Current Status and System Requirements - AshFS: 一個支援離線操作的輕量化行動檔案系統

Chapter 4 Implementation

4.3 Current Status and System Requirements

AshFS is now implemented in C on Linux. The server is a standard OpenSSH server, and the client is a user-level process who will fork other process in background. Figure 8 shows the basic flow of current AshFS when a user carries out one file system operation.

AshFS uses OpenSSH client applications to communicate with the server: “ssh” for passing control messages, and “sftp” for retrieving and updating files. AshFS will create two processes to individually execute these programs at initial and then return to the main procedure.

To realize AshFS, we implemented a set of functions like read(), write(), getattr(), readdir(), etc. FUSE uses a special structure which contains function pointers to this set of functions, and these functions will overlay a normal file system function [12]. These functions will access the special cache structure we designed for AshFS, and create other process or thread like Upload manager to start some mechanisms.

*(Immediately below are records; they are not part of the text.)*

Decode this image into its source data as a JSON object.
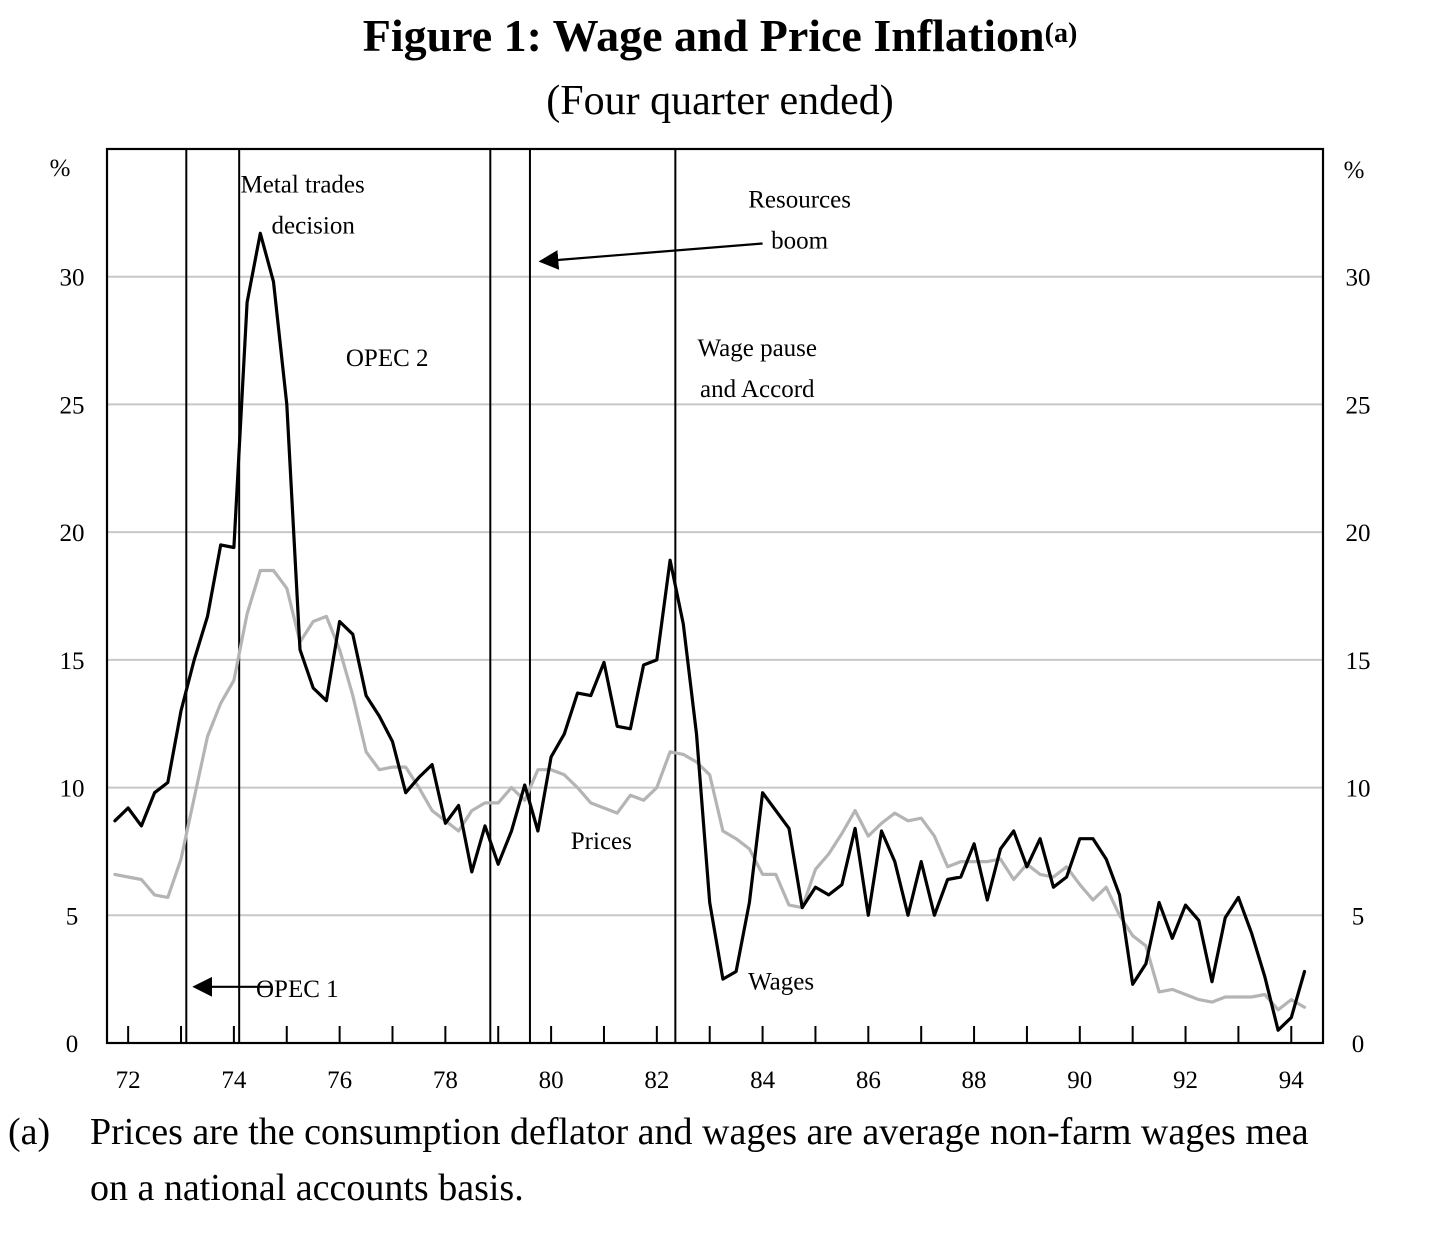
{
  "title": "Figure 1: Wage and Price Inflation",
  "title_superscript": "(a)",
  "subtitle": "(Four quarter ended)",
  "footnote": {
    "mark": "(a)",
    "line1": "Prices are the consumption deflator and wages are average non-farm wages mea",
    "line2": "on a national accounts basis."
  },
  "chart_data": {
    "type": "line",
    "ylabel_left": "%",
    "ylabel_right": "%",
    "ylim": [
      0,
      35
    ],
    "yticks": [
      0,
      5,
      10,
      15,
      20,
      25,
      30
    ],
    "xlim": [
      1971.6,
      1994.6
    ],
    "xtick_labels": [
      "72",
      "74",
      "76",
      "78",
      "80",
      "82",
      "84",
      "86",
      "88",
      "90",
      "92",
      "94"
    ],
    "xtick_values": [
      1972,
      1974,
      1976,
      1978,
      1980,
      1982,
      1984,
      1986,
      1988,
      1990,
      1992,
      1994
    ],
    "grid": "horizontal",
    "series": [
      {
        "name": "Wages",
        "color": "#000000",
        "x": [
          1971.75,
          1972.0,
          1972.25,
          1972.5,
          1972.75,
          1973.0,
          1973.25,
          1973.5,
          1973.75,
          1974.0,
          1974.25,
          1974.5,
          1974.75,
          1975.0,
          1975.25,
          1975.5,
          1975.75,
          1976.0,
          1976.25,
          1976.5,
          1976.75,
          1977.0,
          1977.25,
          1977.5,
          1977.75,
          1978.0,
          1978.25,
          1978.5,
          1978.75,
          1979.0,
          1979.25,
          1979.5,
          1979.75,
          1980.0,
          1980.25,
          1980.5,
          1980.75,
          1981.0,
          1981.25,
          1981.5,
          1981.75,
          1982.0,
          1982.25,
          1982.5,
          1982.75,
          1983.0,
          1983.25,
          1983.5,
          1983.75,
          1984.0,
          1984.25,
          1984.5,
          1984.75,
          1985.0,
          1985.25,
          1985.5,
          1985.75,
          1986.0,
          1986.25,
          1986.5,
          1986.75,
          1987.0,
          1987.25,
          1987.5,
          1987.75,
          1988.0,
          1988.25,
          1988.5,
          1988.75,
          1989.0,
          1989.25,
          1989.5,
          1989.75,
          1990.0,
          1990.25,
          1990.5,
          1990.75,
          1991.0,
          1991.25,
          1991.5,
          1991.75,
          1992.0,
          1992.25,
          1992.5,
          1992.75,
          1993.0,
          1993.25,
          1993.5,
          1993.75,
          1994.0,
          1994.25
        ],
        "values": [
          8.7,
          9.2,
          8.5,
          9.8,
          10.2,
          13.0,
          15.0,
          16.7,
          19.5,
          19.4,
          29.0,
          31.7,
          29.8,
          25.0,
          15.4,
          13.9,
          13.4,
          16.5,
          16.0,
          13.6,
          12.8,
          11.8,
          9.8,
          10.4,
          10.9,
          8.6,
          9.3,
          6.7,
          8.5,
          7.0,
          8.3,
          10.1,
          8.3,
          11.2,
          12.1,
          13.7,
          13.6,
          14.9,
          12.4,
          12.3,
          14.8,
          15.0,
          18.9,
          16.4,
          12.1,
          5.5,
          2.5,
          2.8,
          5.5,
          9.8,
          9.1,
          8.4,
          5.3,
          6.1,
          5.8,
          6.2,
          8.4,
          5.0,
          8.3,
          7.1,
          5.0,
          7.1,
          5.0,
          6.4,
          6.5,
          7.8,
          5.6,
          7.6,
          8.3,
          6.9,
          8.0,
          6.1,
          6.5,
          8.0,
          8.0,
          7.2,
          5.8,
          2.3,
          3.1,
          5.5,
          4.1,
          5.4,
          4.8,
          2.4,
          4.9,
          5.7,
          4.3,
          2.6,
          0.5,
          1.0,
          2.8
        ]
      },
      {
        "name": "Prices",
        "color": "#b4b4b4",
        "x": [
          1971.75,
          1972.0,
          1972.25,
          1972.5,
          1972.75,
          1973.0,
          1973.25,
          1973.5,
          1973.75,
          1974.0,
          1974.25,
          1974.5,
          1974.75,
          1975.0,
          1975.25,
          1975.5,
          1975.75,
          1976.0,
          1976.25,
          1976.5,
          1976.75,
          1977.0,
          1977.25,
          1977.5,
          1977.75,
          1978.0,
          1978.25,
          1978.5,
          1978.75,
          1979.0,
          1979.25,
          1979.5,
          1979.75,
          1980.0,
          1980.25,
          1980.5,
          1980.75,
          1981.0,
          1981.25,
          1981.5,
          1981.75,
          1982.0,
          1982.25,
          1982.5,
          1982.75,
          1983.0,
          1983.25,
          1983.5,
          1983.75,
          1984.0,
          1984.25,
          1984.5,
          1984.75,
          1985.0,
          1985.25,
          1985.5,
          1985.75,
          1986.0,
          1986.25,
          1986.5,
          1986.75,
          1987.0,
          1987.25,
          1987.5,
          1987.75,
          1988.0,
          1988.25,
          1988.5,
          1988.75,
          1989.0,
          1989.25,
          1989.5,
          1989.75,
          1990.0,
          1990.25,
          1990.5,
          1990.75,
          1991.0,
          1991.25,
          1991.5,
          1991.75,
          1992.0,
          1992.25,
          1992.5,
          1992.75,
          1993.0,
          1993.25,
          1993.5,
          1993.75,
          1994.0,
          1994.25
        ],
        "values": [
          6.6,
          6.5,
          6.4,
          5.8,
          5.7,
          7.2,
          9.6,
          12.0,
          13.3,
          14.2,
          16.8,
          18.5,
          18.5,
          17.8,
          15.7,
          16.5,
          16.7,
          15.4,
          13.6,
          11.4,
          10.7,
          10.8,
          10.8,
          10.0,
          9.1,
          8.7,
          8.3,
          9.1,
          9.4,
          9.4,
          10.0,
          9.5,
          10.7,
          10.7,
          10.5,
          10.0,
          9.4,
          9.2,
          9.0,
          9.7,
          9.5,
          10.0,
          11.4,
          11.3,
          11.0,
          10.5,
          8.3,
          8.0,
          7.6,
          6.6,
          6.6,
          5.4,
          5.3,
          6.8,
          7.4,
          8.2,
          9.1,
          8.1,
          8.6,
          9.0,
          8.7,
          8.8,
          8.1,
          6.9,
          7.1,
          7.1,
          7.1,
          7.2,
          6.4,
          7.0,
          6.6,
          6.5,
          6.9,
          6.2,
          5.6,
          6.1,
          5.0,
          4.2,
          3.8,
          2.0,
          2.1,
          1.9,
          1.7,
          1.6,
          1.8,
          1.8,
          1.8,
          1.9,
          1.3,
          1.7,
          1.4
        ]
      }
    ],
    "event_lines": [
      1973.1,
      1974.1,
      1978.85,
      1979.6,
      1982.35
    ],
    "annotations": [
      {
        "text": "Metal trades",
        "x": 1975.3,
        "y": 33.3
      },
      {
        "text": "decision",
        "x": 1975.5,
        "y": 31.7
      },
      {
        "text": "Resources",
        "x": 1984.7,
        "y": 32.7
      },
      {
        "text": "boom",
        "x": 1984.7,
        "y": 31.1
      },
      {
        "text": "OPEC 2",
        "x": 1976.9,
        "y": 26.5
      },
      {
        "text": "Wage pause",
        "x": 1983.9,
        "y": 26.9
      },
      {
        "text": "and Accord",
        "x": 1983.9,
        "y": 25.3
      },
      {
        "text": "Prices",
        "x": 1980.95,
        "y": 7.6
      },
      {
        "text": "Wages",
        "x": 1984.35,
        "y": 2.1
      },
      {
        "text": "OPEC 1",
        "x": 1975.2,
        "y": 1.8
      }
    ],
    "arrows": [
      {
        "from": [
          1984.0,
          31.3
        ],
        "to": [
          1979.8,
          30.6
        ]
      },
      {
        "from": [
          1974.7,
          2.2
        ],
        "to": [
          1973.25,
          2.2
        ]
      }
    ]
  }
}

In order to run AshFS, besides AshFS client program we wrote, the client-side computers should have been installed the FUSE framework (both the FUSE kernel module and library) and the OpenSSH client suite which at least contains ssh and sftp command.

Surely, you also need to prepare a SSH server.

Figure 8: Path of stat request in AshFS

Chapter 5 Experiments and Performance Evaluation

In this chapter, some experiments were set to test if AshFS is suitable for our proposed environment. For an objective comparison, we added some of our related works into the experiments. Since MAFS is implemented on FreeBSD and RSC filesystem is designed for the Symbian OS, they were not tested in these experiments. Here we listed the results and analyzed these data. In the end of each experiment, we tried to interpret the relationship between results and our design principles.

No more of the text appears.